As always, really appreciate your insights.

On the first paragraph above, could you elaborate on this a bit more? Particularly around the redistribution from wages to capital and how this might reverse over time? I didn't quite understand it, but I think it is important.

On the second paragraph, I didn't fully understand the difference between using a capitalisation multiple to calculate your terminal value vs using the perpetual growth / discount rate method. Isn't the capitalisation multiple simply (1/(k-g))? So, if for example, you used a 10x capitalisation multiple to calculate your terminal value, this would be the same as your discount rate being say 12% and a perpetual growth rate being say 2%? I see the discount rate / perpetual growth rate formula as a way of establishing more science around the capitalisation rate and breaking it into its component parts.

Interested in your further views if you have time.

Cheers


----------



## craft (28 September 2015)

coolcup said:


> On the first paragraph above, could you elaborate on this a bit more? Particularly around the redistribution from wages to capital and how this might reverse over time? I didn't quite understand it, but I think it is important.




I’m not educated in any of this just making it up to try and understand things myself.  – be warned.

Real GDP is made up of population growth (which is a volume increase) or productivity (which is increased profit) that profit either accrues to labour or to capital. If you are saying corporate profit can increase faster than GDP growth then you must be implying more profit will flow to capital than to labour.

This is total GOS /total compensation of employees. My guess is this is cyclical around an upward sloping mean as the country accumulates capital and invests for increased automation productivity.






coolcup said:


> On the second paragraph, I didn't fully understand the difference between using a capitalisation multiple to calculate your terminal value vs using the perpetual growth / discount rate method. Isn't the capitalisation multiple simply (1/(k-g))? So, if for example, you used a 10x capitalisation multiple to calculate your terminal value, this would be the same as your discount rate being say 12% and a perpetual growth rate being say 2%? I see the discount rate / perpetual growth rate formula as a way of establishing more science around the capitalisation rate and breaking it into its component parts.

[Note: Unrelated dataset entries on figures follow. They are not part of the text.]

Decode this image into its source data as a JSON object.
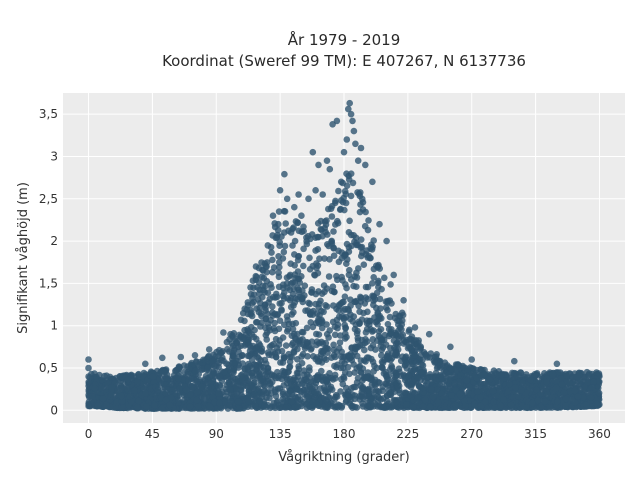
{
  "chart_data": {
    "type": "scatter",
    "title": "År 1979 - 2019",
    "subtitle": "Koordinat (Sweref 99 TM): E 407267, N 6137736",
    "xlabel": "Vågriktning (grader)",
    "ylabel": "Signifikant våghöjd (m)",
    "xlim": [
      -18,
      378
    ],
    "ylim": [
      -0.15,
      3.75
    ],
    "xticks": [
      0,
      45,
      90,
      135,
      180,
      225,
      270,
      315,
      360
    ],
    "xtick_labels": [
      "0",
      "45",
      "90",
      "135",
      "180",
      "225",
      "270",
      "315",
      "360"
    ],
    "yticks": [
      0,
      0.5,
      1,
      1.5,
      2,
      2.5,
      3,
      3.5
    ],
    "ytick_labels": [
      "0",
      "0,5",
      "1",
      "1,5",
      "2",
      "2,5",
      "3",
      "3,5"
    ],
    "grid": true,
    "colors": {
      "marker": "#2f5570",
      "plot_bg": "#ececec",
      "grid": "#ffffff"
    },
    "envelope": {
      "x": [
        0,
        20,
        40,
        60,
        80,
        95,
        105,
        115,
        125,
        135,
        145,
        155,
        165,
        175,
        185,
        195,
        205,
        215,
        225,
        235,
        250,
        270,
        300,
        330,
        360
      ],
      "ymin": [
        0.05,
        0.03,
        0.02,
        0.02,
        0.02,
        0.02,
        0.02,
        0.03,
        0.03,
        0.03,
        0.03,
        0.03,
        0.03,
        0.03,
        0.03,
        0.03,
        0.03,
        0.03,
        0.03,
        0.03,
        0.03,
        0.03,
        0.03,
        0.03,
        0.05
      ],
      "ymax": [
        0.45,
        0.4,
        0.45,
        0.5,
        0.6,
        0.75,
        1.0,
        1.5,
        1.9,
        2.4,
        2.3,
        2.2,
        2.3,
        2.6,
        2.9,
        2.4,
        1.9,
        1.4,
        1.0,
        0.8,
        0.6,
        0.5,
        0.45,
        0.45,
        0.45
      ]
    },
    "outliers": {
      "x": [
        0,
        0,
        40,
        52,
        65,
        75,
        85,
        95,
        100,
        110,
        118,
        130,
        135,
        138,
        140,
        145,
        148,
        150,
        155,
        158,
        160,
        162,
        165,
        168,
        170,
        172,
        175,
        178,
        180,
        182,
        183,
        184,
        185,
        186,
        187,
        188,
        190,
        192,
        195,
        200,
        205,
        210,
        215,
        222,
        230,
        240,
        255,
        270,
        300,
        330
      ],
      "y": [
        0.6,
        0.5,
        0.55,
        0.62,
        0.63,
        0.65,
        0.72,
        0.92,
        0.9,
        1.2,
        1.7,
        2.3,
        2.6,
        2.79,
        2.5,
        2.4,
        2.55,
        2.3,
        2.5,
        3.05,
        2.6,
        2.9,
        2.55,
        2.95,
        2.85,
        3.38,
        3.42,
        2.7,
        3.05,
        3.2,
        3.56,
        3.63,
        3.5,
        3.42,
        3.3,
        3.15,
        2.95,
        3.1,
        2.9,
        2.7,
        2.2,
        2.0,
        1.6,
        1.3,
        0.98,
        0.9,
        0.75,
        0.6,
        0.58,
        0.55
      ]
    }
  }
}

Yep your right - I guess what I was trying to say is That I don't try to break it down to the components. 2% & 12% gives a big difference to a respective 4% and 10%.  Seeing there is no precision far into the future I prefer to just look at it from a macro cap multiple perspective rather than even try to guess the components. Nothing wrong with going to the component level, but I feel I tend to make errors that 'add' when I go to a component level that far into the future. Mind you my capitalisation multiples for different quality business have probably been formulated over the years by considering the components as you are doing now.

Cheers


----------



## Evolve (28 September 2015)

Hey Craft how do you decide on what capitalisation multiple to use?


----------